NEW YORK (TheStreet) -- The stock market's bumpy September ride is not creating significant turbulence for private jet travel provider Wheels Up. It just closed a $115 million investment round led by T. Rowe Price (TROW - Get Report) and CEO Kenny Dichter said things are very much looking up.

"The larger the jet is, the more exposure that jet has to the marketplace. We are more of a utility," said Dichter, adding that his company is "uniquely positioned" to take advantage of any downturn or volatility in the stock market due to its low price points and high-touch service offerings.

Dichter said the secret to Wheels Up's success will be its fleet of King Air 350i aircraft, a nine-seat plane manufactured by Textron (TXT - Get Report) that he said appeals to those that currently fly privately, as well as those new to private aviation.

"It's the most iconic airplane ever built," said Dichter. Of 7,800 manufactured since 1963, 6,700 are still flying. "It's a Mack truck."

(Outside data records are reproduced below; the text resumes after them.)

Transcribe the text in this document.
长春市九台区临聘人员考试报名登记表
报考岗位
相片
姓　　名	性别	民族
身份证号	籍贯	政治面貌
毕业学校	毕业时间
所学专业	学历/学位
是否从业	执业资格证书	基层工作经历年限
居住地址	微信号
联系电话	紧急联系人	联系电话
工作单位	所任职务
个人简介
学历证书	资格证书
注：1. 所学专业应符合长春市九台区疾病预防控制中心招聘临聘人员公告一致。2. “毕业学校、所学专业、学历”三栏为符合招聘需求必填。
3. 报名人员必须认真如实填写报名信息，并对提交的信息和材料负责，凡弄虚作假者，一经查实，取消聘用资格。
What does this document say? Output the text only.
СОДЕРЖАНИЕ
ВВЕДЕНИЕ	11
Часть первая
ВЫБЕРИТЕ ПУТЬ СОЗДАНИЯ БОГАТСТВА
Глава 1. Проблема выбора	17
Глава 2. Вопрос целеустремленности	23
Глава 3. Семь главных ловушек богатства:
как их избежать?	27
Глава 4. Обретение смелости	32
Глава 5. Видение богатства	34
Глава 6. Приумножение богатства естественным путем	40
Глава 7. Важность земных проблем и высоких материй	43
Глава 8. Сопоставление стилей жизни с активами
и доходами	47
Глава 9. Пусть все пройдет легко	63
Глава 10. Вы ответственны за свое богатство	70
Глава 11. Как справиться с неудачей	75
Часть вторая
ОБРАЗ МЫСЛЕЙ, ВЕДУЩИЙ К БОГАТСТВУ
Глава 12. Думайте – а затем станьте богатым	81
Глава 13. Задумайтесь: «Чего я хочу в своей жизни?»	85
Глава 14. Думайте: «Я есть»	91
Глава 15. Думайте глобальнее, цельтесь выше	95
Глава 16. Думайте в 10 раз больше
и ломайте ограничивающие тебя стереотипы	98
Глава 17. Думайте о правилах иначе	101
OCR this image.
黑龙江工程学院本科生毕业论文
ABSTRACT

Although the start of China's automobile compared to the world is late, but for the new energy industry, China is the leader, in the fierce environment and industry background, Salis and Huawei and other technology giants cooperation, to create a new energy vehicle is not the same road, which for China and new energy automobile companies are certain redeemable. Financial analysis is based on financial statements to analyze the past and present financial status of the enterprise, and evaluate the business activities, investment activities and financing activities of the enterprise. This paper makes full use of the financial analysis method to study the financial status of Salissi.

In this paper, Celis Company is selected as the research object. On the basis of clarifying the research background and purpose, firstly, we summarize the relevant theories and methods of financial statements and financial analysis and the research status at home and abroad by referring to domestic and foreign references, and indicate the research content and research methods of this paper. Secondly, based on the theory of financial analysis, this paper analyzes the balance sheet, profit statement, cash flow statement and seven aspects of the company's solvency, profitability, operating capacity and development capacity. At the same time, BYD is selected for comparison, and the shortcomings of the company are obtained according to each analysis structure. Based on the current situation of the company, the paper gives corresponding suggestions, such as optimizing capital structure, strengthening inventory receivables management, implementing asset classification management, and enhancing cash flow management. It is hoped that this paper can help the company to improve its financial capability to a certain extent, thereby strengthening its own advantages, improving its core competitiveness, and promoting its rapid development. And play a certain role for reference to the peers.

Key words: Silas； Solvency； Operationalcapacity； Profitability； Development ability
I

The company is betting it can grow the ranks of private flyers by offering customers memberships similar to the ones offered by Costco or Amazon Prime. Like those shopping clubs, Wheels Up does not require a major up-front payment or long-term commitment. Wheels Up offers hourly pricing on a pay-as-you-fly basis, so members pay only for hours flown.

"It's a recurring revenue stream, so our collective member base pays for our ability to have the planes in position when people need them," said Dichter, who helped pioneer the fractional jet card market when he co-founded Marquis Jet in 2001. Marquis Jet was later sold to Berkshire Hathaway's  (BRK.A - Get Report) NetJets in 2010 for an undisclosed amount.

Will Dichter take Wheels Up public at some point? He said having investors such as T. Rowe Price portfolio manager Henry Ellenbogen on board certainly increases the odds for an IPO liftoff.

"I think with the recurring revenue model and with the durability of earnings that such a sticky model can produce, I think we will be ready in about two years time," said Dichter.